Bassist Rich Leeds agrees. “We’re always changing things as we’re jamming. Sometimes it’s the accidents, the little throwaway things that we don’t notice at the time that make a song.” It’s this approach, he says, that breathes life into their playing and recording.

“We’ve got a lot of work to do,” David tells me. “It’s all about what can we do more”; while guitarist Seb Willis says he takes his lead from David’s drums: “It’s the rhythm that he lays down that inspires me.”

But it all comes down to monetising what they do to make it work, but with a voice like Jade’s it’s only a matter of time before they gain greater acknowledgement. “With writing, it’s normally a feeling, an atmosphere or an emotion that we all hit upon,” she says. “For me writing is very visceral, rather than anything that’s pre-thought. We know that live music is where the money is at, realistically, and that’s what we’re living for right now.”

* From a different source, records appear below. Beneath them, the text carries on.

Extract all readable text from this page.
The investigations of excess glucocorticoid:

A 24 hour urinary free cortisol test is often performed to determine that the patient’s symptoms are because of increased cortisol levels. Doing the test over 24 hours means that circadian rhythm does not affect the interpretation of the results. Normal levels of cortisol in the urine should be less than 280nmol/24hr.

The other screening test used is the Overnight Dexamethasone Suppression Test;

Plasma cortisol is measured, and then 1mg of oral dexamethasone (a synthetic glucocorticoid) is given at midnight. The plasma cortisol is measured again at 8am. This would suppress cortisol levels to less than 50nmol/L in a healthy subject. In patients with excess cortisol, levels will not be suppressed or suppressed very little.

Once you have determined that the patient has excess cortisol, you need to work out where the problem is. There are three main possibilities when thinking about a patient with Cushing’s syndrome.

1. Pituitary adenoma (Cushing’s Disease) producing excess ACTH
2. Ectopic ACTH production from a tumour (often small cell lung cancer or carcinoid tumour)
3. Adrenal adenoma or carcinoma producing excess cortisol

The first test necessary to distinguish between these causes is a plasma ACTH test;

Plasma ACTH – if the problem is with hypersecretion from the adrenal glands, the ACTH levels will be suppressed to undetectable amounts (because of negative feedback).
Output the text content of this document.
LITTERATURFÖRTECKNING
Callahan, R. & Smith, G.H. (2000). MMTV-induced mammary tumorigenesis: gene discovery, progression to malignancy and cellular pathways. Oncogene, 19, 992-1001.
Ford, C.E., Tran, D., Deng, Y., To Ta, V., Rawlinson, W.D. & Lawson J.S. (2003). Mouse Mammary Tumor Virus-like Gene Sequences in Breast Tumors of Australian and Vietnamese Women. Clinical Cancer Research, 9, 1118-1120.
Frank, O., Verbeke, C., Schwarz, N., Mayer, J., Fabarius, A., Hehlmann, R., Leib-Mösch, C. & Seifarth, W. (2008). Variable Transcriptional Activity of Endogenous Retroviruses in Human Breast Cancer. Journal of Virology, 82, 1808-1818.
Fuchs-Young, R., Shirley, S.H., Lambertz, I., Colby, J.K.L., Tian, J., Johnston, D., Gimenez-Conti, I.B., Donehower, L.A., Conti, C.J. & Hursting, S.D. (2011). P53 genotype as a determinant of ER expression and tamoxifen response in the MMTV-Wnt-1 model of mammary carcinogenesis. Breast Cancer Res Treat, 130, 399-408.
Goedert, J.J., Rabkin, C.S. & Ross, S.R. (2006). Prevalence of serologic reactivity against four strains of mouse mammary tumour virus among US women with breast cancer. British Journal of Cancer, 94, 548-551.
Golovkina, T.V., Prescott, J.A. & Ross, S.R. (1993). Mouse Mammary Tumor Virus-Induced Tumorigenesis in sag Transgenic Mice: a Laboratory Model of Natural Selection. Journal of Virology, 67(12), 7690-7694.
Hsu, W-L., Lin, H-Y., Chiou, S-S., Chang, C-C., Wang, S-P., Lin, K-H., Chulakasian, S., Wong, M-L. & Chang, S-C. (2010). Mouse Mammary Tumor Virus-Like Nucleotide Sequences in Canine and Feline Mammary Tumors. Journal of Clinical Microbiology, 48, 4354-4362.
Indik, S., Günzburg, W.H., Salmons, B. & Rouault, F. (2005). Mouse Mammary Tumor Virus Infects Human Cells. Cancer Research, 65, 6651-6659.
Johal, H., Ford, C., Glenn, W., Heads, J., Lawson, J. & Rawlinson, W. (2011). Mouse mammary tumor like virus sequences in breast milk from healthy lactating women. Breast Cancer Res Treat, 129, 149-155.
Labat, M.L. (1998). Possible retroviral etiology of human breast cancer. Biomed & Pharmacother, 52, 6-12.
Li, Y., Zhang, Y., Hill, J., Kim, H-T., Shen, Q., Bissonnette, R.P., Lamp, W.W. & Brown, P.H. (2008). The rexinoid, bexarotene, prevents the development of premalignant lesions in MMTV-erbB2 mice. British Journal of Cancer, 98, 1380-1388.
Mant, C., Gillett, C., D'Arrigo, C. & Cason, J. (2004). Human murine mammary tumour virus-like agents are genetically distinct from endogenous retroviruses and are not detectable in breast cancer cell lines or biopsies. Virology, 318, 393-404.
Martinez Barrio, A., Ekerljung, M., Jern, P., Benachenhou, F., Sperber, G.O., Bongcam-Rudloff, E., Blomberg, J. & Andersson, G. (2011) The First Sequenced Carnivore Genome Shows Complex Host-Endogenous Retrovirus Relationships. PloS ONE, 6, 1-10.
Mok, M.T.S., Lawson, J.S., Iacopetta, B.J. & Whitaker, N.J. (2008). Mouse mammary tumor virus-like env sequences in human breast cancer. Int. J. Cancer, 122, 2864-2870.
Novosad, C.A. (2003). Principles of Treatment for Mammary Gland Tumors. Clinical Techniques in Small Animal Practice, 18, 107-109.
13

But Du Bellow’s plan now is to break into the main festival circuit. Meanwhile, they’ve got a spring tour in Germany and the Netherlands with further festival appearances planned for later in the year, and with an eponymously titled five-track EP recorded with production maestro Chris Kimsey out in the spring, this refreshing four-piece has a wealth of music written and ready to be unleashed.